Johnson County and the city of Paintsville was at the crossroads of the civil war in eastern Kentucky. Johnson county had been intent of remaining a neutral county during the war, and early on passed a resolution declaring that neither the United States flag nor the Flag of the Confederacy be flown over the court house. This resolution however didn't last.
1862 found Col. James Garfield marching through Kentucky, following the Big Sandy river on a collision course with Paintsville. County officials acted quickly to save their community, repelled their resolution and raised the US flag once again over the court house.
With hours to spare the 5th Kentucky abandoned their position at Daniel Hager's farm. Though the war years countless skirmishes would take place in Johnson county, some in downtown Paintsville. The battle of Jenny's Creek was a preamble to the Battle of Middle Creek.
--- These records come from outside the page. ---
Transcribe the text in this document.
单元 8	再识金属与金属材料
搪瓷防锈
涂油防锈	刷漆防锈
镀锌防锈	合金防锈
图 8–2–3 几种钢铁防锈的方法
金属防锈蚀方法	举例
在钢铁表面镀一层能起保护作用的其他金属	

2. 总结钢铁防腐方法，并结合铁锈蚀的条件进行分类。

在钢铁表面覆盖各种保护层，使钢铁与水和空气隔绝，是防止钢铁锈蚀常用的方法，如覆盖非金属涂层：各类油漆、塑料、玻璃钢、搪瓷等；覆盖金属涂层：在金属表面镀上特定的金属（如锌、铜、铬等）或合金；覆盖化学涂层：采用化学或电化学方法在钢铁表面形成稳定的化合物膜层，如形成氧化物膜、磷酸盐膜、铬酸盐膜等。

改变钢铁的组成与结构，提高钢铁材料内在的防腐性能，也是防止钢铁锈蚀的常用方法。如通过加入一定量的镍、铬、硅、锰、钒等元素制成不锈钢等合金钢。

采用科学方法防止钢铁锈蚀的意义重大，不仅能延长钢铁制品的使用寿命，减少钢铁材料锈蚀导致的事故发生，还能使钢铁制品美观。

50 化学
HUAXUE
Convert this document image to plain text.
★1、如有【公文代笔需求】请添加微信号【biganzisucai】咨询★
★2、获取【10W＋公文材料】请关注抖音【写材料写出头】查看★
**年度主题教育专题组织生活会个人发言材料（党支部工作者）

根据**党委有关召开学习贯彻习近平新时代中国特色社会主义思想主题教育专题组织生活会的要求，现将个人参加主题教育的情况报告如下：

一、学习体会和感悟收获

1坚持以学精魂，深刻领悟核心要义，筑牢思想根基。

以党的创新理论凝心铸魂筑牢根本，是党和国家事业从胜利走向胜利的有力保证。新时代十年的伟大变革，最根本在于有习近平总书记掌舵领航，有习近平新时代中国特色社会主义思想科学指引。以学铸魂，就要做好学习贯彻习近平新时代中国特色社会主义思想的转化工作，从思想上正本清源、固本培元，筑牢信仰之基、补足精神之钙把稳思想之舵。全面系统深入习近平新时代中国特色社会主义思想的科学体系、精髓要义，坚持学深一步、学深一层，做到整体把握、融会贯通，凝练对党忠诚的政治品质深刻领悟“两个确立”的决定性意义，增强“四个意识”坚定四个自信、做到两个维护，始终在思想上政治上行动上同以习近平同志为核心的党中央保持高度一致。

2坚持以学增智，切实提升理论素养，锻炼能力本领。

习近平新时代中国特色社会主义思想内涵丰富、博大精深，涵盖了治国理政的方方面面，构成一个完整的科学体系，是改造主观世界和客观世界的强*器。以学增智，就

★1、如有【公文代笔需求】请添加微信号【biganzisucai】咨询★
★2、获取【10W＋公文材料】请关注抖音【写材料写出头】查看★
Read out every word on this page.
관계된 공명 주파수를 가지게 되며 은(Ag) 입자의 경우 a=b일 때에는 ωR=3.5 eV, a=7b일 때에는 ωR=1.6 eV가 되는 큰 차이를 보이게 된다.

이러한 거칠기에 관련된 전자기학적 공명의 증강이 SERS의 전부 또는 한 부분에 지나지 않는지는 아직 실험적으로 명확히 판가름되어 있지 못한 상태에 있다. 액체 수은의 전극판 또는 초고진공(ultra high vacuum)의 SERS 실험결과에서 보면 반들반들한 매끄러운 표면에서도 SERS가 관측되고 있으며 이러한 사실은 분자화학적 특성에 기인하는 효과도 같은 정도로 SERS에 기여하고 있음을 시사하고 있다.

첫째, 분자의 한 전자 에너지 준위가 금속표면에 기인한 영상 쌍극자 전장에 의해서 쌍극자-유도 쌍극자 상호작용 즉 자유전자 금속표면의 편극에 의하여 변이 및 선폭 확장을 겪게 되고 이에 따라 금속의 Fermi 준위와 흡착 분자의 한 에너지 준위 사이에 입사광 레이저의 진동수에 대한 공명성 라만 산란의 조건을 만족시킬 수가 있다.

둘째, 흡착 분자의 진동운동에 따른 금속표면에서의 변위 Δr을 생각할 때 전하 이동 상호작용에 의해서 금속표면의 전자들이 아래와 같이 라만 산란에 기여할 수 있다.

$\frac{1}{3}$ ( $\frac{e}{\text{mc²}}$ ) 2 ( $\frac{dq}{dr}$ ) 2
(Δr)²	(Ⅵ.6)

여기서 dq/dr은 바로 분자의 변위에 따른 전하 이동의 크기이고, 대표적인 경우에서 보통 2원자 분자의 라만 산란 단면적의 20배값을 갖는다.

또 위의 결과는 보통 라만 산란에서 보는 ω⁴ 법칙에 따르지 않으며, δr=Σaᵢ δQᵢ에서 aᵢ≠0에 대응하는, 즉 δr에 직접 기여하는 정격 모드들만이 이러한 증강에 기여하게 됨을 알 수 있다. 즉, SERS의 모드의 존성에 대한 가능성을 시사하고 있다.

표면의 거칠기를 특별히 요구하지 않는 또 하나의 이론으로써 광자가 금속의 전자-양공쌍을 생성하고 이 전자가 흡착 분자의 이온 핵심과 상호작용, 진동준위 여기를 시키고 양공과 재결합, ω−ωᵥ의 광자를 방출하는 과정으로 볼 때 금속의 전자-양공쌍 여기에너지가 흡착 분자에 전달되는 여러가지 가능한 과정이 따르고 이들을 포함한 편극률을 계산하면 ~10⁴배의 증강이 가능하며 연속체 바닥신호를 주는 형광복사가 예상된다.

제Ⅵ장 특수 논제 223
This section is a work in progress, as more research is completed and more information is gathered we will add to this page.
The Real Hager's Farm
The Mountain Homeplace is not the site of the actual Hager's Farm, nor to our knowledge did any of the Mountain Homeplace buildings come from the site of the real Hager's Farm. The land which made up the Daniel Hager farm is located roughly 6 miles from the Mountain Homeplace at what is present day Hagerhill, KY.
The Civil War divided the Hager household with one of Daniel's sons enlisting in the confederate army and the other joining the union.
Daniel Hager, obtained the rank of General in the Kentucky State Militia, when the American Civil War started brewing all around him Gen. Hager knew he must choose sides. Gen. Hager cast his lot with the Southern Cause and served for some time on the staff of Gen. Humphrey Marshall. Hager served in the role as assistant Quarter Master. Marshall used the expansive Hager Farm as headquarters due to its key location near Paintsville, and Prestonsburg. Fortifications are still visible on the Hager farm today.
Jan. 6th 1862 Col. Garfield arrived in Paintsville in the lead up to the Battle of Middle Creek (Jan. 10th, 1862). Marshall not wanting to be trapped roused his troops and fled the Hager farm leaving the days meal still cooking away on the fire.
Daniel Hager officially left the 5th Kentucky Infantry late in 1862, he remained in Virginia until after the war was over. On May 4, 1865 Daniel Hager took the Oath of Amnesty in the office of Provost Marshal in Lousia Kentucky.
However the war wasn't quite over for Mr. Hager. He went on to serve as President of the Eastern Kentucky Veterans Society "Johnson County Platoon".
Mr. Hager went to be with the lord on July 5th, 1887 and was buried in the Old Paintsville Cemetery.